Our second Green Park Leadership 10,000 report takes place against a background of growing concern about the levels of diversity in major companies.
The case for diversity has been made repeatedly, both by business and political leaders over recent years. As the global economy recovers and competition increases, the importance of talent in leadership has become greater than ever. Many companies have declared their intention to promote diverse talent.
Two key government supported initiatives have crystallised these concerns. The 25% target set by Lord Davies for gender diversity is being closely monitored; the aim was to meet the target by the end of this year.
In addition, the 2020 campaign to ensure that no FTSE 100 board is monocultural by the year 2020 was launched in December 2014 by the then Secretary of State.
Our report provides a picture of the current situation.

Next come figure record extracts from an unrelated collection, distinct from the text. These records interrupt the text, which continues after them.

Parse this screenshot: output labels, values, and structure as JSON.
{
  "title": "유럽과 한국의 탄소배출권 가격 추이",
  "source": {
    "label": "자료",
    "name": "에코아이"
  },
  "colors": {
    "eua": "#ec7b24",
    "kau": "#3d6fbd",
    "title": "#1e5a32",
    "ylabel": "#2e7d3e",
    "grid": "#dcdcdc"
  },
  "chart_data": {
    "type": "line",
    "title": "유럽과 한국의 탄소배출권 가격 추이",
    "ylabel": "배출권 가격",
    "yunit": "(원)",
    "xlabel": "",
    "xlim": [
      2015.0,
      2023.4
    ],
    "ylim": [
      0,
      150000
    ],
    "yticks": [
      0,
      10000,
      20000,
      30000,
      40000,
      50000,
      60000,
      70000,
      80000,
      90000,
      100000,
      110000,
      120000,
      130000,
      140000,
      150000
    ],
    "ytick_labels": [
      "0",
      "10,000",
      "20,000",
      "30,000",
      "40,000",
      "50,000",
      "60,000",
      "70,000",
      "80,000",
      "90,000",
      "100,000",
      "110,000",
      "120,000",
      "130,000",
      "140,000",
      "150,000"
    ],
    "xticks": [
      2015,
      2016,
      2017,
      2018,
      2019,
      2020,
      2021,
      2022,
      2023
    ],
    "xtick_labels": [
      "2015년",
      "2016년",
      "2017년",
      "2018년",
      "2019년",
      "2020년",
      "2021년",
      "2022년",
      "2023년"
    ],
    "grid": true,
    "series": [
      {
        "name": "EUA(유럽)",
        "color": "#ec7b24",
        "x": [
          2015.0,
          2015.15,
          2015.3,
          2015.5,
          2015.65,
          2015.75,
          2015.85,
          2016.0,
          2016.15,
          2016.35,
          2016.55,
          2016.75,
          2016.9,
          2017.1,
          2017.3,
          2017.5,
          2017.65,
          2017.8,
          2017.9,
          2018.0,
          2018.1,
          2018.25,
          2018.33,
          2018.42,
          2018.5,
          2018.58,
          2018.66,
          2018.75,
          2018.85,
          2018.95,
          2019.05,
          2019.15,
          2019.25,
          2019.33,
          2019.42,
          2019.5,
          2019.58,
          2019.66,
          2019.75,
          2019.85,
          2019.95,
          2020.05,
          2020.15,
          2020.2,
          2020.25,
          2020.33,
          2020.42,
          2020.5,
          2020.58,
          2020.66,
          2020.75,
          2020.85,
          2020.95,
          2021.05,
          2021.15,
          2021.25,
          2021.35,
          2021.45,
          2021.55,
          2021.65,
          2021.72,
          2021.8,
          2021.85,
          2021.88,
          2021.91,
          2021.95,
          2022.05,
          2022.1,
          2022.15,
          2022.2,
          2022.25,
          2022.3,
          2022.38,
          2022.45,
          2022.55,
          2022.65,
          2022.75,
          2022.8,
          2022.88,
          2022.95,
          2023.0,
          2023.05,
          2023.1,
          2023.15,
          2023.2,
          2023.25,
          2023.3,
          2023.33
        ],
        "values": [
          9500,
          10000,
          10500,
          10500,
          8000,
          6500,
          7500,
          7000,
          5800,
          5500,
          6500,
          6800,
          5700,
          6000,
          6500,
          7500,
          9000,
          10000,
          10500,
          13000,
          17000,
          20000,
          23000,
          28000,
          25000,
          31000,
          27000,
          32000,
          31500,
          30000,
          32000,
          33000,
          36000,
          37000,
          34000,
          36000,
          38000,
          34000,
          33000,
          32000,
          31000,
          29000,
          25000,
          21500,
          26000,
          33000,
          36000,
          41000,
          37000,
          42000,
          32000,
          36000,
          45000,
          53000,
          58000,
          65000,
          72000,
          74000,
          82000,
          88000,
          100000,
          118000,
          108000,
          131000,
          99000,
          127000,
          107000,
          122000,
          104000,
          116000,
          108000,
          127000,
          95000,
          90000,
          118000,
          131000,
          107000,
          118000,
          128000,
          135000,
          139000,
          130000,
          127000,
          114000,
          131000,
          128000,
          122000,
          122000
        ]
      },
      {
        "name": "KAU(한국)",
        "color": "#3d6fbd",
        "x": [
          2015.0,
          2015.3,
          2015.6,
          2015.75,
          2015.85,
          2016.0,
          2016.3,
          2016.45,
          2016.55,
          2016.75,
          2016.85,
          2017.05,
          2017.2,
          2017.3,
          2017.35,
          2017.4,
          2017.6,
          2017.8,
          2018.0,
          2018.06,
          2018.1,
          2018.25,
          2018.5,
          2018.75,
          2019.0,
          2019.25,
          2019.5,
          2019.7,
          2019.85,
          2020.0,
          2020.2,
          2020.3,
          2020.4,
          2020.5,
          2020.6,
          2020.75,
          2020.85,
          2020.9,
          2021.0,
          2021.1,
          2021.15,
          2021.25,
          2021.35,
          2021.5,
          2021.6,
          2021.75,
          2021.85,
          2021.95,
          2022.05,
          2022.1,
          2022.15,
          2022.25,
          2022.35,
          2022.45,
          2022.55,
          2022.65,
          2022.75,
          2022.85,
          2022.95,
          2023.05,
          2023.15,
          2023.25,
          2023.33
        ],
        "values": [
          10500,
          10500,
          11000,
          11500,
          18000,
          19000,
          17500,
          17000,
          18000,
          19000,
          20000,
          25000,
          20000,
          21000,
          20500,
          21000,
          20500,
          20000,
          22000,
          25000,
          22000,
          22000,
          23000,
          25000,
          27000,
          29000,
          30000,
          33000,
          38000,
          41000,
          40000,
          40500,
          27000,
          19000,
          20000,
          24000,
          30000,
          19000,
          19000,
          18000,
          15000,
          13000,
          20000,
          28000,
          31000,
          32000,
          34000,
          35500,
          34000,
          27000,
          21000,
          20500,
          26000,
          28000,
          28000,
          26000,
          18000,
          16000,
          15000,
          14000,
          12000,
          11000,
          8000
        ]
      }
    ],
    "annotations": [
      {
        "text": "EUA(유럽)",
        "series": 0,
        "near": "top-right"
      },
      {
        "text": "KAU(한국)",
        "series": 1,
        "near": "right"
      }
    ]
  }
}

It offers some encouragement in the case of gender, but shows that there is something of a pipeline for Women to be able to gain more senior roles.

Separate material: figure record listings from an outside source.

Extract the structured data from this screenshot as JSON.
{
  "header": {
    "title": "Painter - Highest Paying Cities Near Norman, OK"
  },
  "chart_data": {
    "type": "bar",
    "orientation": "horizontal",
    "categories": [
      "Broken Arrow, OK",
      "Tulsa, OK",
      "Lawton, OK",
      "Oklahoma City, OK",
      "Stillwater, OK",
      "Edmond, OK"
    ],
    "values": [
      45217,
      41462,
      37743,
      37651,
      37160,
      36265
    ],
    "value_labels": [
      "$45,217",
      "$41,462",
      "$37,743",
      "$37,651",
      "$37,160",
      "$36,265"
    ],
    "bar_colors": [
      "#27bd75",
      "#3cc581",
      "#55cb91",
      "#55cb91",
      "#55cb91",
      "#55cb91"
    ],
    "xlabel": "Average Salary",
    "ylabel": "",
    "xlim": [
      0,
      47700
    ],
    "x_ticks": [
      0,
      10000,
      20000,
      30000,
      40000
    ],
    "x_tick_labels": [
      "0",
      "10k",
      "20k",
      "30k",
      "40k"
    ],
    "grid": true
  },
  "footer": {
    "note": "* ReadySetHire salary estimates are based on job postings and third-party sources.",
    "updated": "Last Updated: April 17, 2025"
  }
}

Women continue to feature disproportionately as Non-Executive Board Directors; as a consequence, their true level of influence is far smaller than their numbers suggest.

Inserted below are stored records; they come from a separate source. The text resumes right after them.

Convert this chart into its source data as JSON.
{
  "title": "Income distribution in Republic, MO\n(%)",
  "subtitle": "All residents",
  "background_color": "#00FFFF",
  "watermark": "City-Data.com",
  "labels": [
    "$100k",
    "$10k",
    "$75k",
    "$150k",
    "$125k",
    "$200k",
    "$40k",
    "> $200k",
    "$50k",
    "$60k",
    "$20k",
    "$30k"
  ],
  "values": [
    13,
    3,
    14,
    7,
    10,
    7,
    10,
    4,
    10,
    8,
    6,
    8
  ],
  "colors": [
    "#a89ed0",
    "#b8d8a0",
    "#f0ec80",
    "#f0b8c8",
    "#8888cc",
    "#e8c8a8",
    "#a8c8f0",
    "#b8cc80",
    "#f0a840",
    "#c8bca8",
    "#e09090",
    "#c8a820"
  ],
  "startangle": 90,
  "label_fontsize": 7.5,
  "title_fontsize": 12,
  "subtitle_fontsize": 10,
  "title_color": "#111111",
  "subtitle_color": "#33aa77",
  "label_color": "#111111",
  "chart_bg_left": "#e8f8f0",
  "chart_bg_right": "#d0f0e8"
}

There has been a small increase in the number of women holding Chair, CEO and CFO positions. With a slow but steady rise in the numbers of women at Top 20 and Top 100 positions, however, not enough to suggest that there will be a significant increase in future appointments to Executive Director roles.
Analysis by industrial sector shows slow improvement in most sectors at the top 100 level ‘pipeline’ level which indicates where the next Executive Directors may come from. The most significant rise in the number of women in these roles occurred in the Telecoms and Construction and Property sectors. The biggest faller was the technology sector which lost almost 10 per cent of its female leaders at this level.
Trevor Phillips, Chair of Green Park Diversity Analytics adds:
“Diversity is only of value to business if it genuinely brings people of different outlook, experience and culture to the table – there are few benefits to cosmetic change. This research reveals that the drive for diversity in Britain’s top companies is in danger of becoming a euphemism for more seats for professional white women at board tables.
The analysis in this report of the Top 100 pipeline, which illustrates a real lack of progress in developing a broader range of future board leaders shows companies need to take quick action to refocus and recalibrate efforts to increase diversity.”